Les chômeurs peuvent vivre des situations où ils sont accusés de "profiter", où on leur met la pression pour bosser, où on cherche à les culpabiliser, mais ce n’est pas comparable à ce qu’on a fait aux Juifs dans les années 1930-40, et pas seulement en Allemagne, puisque la France a pris quelques semaines à peine après la défaite des mesures antisémites de son propre chef.

Ce ne sont pas des situations réservées aux seuls chômeurs. Le cheminot censé avoir une retraite mirifique en pompant sur l’argent du régime général, le sans-papiers qui pourrait se soigner gratuitement avec l’aide médicale, le fonctionnaire qui n’aurait pas la pression mais des congés quand il veut, les familles nombreuses, sont aussi désignés comme "assistés" ou "profiteurs"…
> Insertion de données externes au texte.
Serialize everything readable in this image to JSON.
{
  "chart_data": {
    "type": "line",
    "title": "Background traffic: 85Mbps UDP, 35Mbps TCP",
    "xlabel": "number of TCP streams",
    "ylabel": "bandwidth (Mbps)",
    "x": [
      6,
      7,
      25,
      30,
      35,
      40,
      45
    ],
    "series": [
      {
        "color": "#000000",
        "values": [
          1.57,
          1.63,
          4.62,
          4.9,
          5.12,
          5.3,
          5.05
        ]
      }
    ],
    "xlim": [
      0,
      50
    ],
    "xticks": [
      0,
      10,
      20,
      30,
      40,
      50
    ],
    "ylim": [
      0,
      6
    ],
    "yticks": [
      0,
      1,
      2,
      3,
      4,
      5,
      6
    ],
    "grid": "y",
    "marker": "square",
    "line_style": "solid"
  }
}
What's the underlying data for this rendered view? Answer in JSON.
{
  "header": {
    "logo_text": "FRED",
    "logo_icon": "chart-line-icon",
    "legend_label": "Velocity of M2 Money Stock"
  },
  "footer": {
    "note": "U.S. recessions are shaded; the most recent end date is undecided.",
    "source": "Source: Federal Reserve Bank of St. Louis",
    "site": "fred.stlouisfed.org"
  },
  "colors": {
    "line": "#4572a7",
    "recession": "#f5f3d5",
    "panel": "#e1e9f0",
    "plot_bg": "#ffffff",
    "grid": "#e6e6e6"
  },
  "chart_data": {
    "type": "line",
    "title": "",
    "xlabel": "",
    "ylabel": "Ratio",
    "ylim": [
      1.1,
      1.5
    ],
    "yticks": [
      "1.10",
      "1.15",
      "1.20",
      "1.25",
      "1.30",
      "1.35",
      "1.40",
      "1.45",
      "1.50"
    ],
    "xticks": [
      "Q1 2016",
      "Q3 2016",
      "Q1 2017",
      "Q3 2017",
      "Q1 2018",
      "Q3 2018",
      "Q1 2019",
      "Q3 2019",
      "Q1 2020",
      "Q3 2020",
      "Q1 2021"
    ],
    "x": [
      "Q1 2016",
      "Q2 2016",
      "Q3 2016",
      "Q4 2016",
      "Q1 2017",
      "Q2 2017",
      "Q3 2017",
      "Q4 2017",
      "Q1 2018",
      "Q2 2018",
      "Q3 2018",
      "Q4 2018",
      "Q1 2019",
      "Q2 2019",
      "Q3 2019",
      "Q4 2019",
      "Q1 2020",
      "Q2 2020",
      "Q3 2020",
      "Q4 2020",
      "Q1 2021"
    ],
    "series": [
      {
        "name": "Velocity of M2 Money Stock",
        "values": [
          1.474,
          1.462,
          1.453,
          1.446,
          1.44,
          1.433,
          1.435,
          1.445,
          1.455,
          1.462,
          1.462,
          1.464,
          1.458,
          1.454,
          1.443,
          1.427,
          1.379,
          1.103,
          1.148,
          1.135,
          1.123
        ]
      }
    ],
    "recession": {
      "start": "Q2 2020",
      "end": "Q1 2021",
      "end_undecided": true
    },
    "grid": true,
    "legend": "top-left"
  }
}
Ce qui est attaqué aujourd’hui, ce sont tous les droits et les protections qui ont été gagnés de haute lutte, et c’est la solidarité collective elle-même. Celle qui, malgré les divisions et les contradictions, permet de comprendre et d’agir au quotidien à partir de ce que nous vivons, et de combattre l’exploitation capitaliste, mais aussi bien contre le racisme, l’antisémitisme, le sexisme, l’homophobie, le nationalisme.